Locals asked to fund road repairs

Announced by Alan Kelly, junior transport minister, the new scheme will see the Government supply a total of €10.6m over two years which will be matched by almost €4m in private funding.
Galway, Mayo, Wexford, and Wicklow are just some of the counties asking for locals to contribute 50% of the cost of repairing their own roads.
Under the new scheme, a total of €842,506 has been estimated for a total of 28 road projects in Cork.
A local community contribution of €168,508 (20%) is being sought for these repairs.
In Kerry, the local community has been asked to stump up for 20% of the €342,898 needed for maintenance works on nine road projects.
The Community Involvement in Road Works Scheme is purely voluntary but will allow businesses, chambers of commerce, and individuals to either contribute labour, machinery or finance to road maintenance projects.
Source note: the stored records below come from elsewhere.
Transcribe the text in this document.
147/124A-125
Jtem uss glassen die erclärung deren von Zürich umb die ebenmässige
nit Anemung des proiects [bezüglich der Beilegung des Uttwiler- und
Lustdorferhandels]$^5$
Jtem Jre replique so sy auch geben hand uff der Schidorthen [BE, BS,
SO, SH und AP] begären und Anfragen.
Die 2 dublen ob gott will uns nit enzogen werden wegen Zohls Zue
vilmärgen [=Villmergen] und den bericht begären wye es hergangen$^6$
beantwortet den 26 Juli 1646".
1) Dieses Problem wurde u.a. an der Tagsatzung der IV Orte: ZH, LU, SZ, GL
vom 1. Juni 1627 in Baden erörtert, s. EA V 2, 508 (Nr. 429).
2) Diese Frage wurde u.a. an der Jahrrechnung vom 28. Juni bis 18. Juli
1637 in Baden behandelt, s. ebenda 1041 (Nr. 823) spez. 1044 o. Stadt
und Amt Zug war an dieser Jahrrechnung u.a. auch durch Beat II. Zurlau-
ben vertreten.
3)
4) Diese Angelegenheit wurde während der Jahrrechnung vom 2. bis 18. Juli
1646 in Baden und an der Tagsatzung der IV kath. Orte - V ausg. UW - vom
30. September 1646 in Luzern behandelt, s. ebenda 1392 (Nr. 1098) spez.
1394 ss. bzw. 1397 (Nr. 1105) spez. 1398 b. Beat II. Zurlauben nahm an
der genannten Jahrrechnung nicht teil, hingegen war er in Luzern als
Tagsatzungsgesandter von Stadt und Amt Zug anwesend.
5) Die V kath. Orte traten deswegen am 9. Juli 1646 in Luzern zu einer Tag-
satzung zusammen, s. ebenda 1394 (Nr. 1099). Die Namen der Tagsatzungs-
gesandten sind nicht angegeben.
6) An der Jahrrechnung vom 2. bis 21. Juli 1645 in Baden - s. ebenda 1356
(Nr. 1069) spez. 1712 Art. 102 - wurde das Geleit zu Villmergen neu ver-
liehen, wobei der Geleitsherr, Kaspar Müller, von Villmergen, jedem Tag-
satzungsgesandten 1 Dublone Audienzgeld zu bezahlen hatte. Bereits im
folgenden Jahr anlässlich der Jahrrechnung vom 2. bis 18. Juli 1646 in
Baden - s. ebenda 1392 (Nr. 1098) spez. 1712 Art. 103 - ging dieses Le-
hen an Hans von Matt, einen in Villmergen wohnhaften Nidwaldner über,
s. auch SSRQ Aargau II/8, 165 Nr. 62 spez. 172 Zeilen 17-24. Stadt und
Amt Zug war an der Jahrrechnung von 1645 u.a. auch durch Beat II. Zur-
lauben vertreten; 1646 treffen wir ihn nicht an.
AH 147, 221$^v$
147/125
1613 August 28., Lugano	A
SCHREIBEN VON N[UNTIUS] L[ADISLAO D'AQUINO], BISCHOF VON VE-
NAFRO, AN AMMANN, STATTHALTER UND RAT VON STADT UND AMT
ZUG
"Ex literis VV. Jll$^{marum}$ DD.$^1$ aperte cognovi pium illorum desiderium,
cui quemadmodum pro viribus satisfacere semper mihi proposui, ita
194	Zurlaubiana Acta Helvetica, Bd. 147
Mr Kelly dismissed suggestions that this amounted to local communities having to pay to repair their own roads for free. He said the pilot project was merely a national extension of schemes that were already in place in a number of local authorities.
“Working through local authorities, we are asking locals to put in a contribution of between 20% and 50% to 377 applications that we have passed in the department and this is going to work on over 240km of road.
“We’ve got to be realistic. We don’t have the same amount of funding as in previous years, it’s as simple as that,” he said.
Mr Kelly said by allowing locals to assist in repairing their own roads, they could be repaired sooner than would normally be the case.
“In this way, if there are particular problems affecting a given stretch of road and if the local community are willing to assist the local authority [in money or kind] with the necessary works, then such roads can be improved sooner than would otherwise be the case,” he said.
The upkeep and maintenance of local roads is funded primarily through motor tax receipts. At least one third of these are ring- fenced for this purpose with local authorities adding to this from the remaining two thirds of its road tax allocation or from other sources.